What it is
OpenAI Cookbook is an official repository of examples and guides for the OpenAI API. Its role is close to a cookbook: not only listing API methods, but showing how to assemble concrete scenarios from model call to application-side processing.
The openai/openai-cookbook repository has been on GitHub since 2022. Its main format is Jupyter Notebook, the license is MIT, and the official site is cookbook.openai.com. Topics are tied to the OpenAI API, ChatGPT, and GPT-4, and the content evolves with the platform.
What is inside
Inside are notebooks and code examples. These materials are useful not as the only correct way, but as starting points: request shape, response handling, data flow, and common integration mistakes.
A simple API call shape
This example shows the general structure: client, model, input message, and reading the result. Exact models and parameters should be checked against current official OpenAI documentation.
from openai import OpenAI
client = OpenAI()
response = client.responses.create(
model="gpt-4.1-mini",
input="Write a short catalog description for a project."
)
print(response.output_text)
Where it helps
The Cookbook helps developers who understand the general API idea and want a working example quickly: text processing, classification, data extraction, knowledge search, file handling, evaluation, tools, and action chains.

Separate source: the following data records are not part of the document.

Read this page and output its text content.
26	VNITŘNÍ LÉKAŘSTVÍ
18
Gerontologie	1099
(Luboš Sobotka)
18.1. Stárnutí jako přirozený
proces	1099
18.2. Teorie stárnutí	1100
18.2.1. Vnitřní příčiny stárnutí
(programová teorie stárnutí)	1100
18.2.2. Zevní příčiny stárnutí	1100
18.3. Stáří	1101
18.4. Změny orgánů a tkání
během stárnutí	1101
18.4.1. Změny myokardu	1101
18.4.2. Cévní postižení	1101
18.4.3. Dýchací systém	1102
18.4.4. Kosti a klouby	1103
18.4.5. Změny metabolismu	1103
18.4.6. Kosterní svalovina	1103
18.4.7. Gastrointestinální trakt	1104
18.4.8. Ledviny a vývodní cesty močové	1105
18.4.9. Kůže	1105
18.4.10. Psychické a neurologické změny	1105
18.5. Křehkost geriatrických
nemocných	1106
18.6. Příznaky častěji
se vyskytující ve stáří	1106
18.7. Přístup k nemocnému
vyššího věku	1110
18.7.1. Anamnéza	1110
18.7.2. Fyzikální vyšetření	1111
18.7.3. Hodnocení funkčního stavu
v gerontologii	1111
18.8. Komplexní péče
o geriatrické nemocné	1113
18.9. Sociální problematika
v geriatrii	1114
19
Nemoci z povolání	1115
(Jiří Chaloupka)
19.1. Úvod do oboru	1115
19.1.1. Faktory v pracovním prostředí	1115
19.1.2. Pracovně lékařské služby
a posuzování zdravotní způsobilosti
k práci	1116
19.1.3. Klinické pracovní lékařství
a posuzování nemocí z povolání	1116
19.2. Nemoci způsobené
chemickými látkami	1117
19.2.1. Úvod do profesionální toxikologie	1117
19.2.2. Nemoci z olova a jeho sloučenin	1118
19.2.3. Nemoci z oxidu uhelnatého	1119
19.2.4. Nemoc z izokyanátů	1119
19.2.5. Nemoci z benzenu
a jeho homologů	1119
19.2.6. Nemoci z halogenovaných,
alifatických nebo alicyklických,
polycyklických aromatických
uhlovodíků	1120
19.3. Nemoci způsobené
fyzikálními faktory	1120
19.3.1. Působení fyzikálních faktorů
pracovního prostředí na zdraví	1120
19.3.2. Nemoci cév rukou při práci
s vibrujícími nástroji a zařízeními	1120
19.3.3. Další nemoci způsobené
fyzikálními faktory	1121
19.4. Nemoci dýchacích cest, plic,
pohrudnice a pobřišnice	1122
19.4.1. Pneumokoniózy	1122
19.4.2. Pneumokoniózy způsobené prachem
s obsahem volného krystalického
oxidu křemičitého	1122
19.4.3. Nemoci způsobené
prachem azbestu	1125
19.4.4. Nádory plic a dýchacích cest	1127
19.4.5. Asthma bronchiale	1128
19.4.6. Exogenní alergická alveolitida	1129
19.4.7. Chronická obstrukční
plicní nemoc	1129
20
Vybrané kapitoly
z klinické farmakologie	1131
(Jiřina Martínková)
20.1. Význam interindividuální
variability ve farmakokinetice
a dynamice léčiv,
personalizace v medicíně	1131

For teams, it bridges documentation and product code. Documentation explains the API contract; the Cookbook shows how that contract looks inside a small working scenario.
Strengths and tradeoffs
The strength is practicality and official sourcing. Examples make API use clearer without too much abstraction, especially when the task resembles one already covered.
The tradeoff is platform pace. Models, parameters, and recommended approaches change, so examples should be checked against current documentation before product use. Important scenarios also need tests, cost evaluation, error handling, and data protection.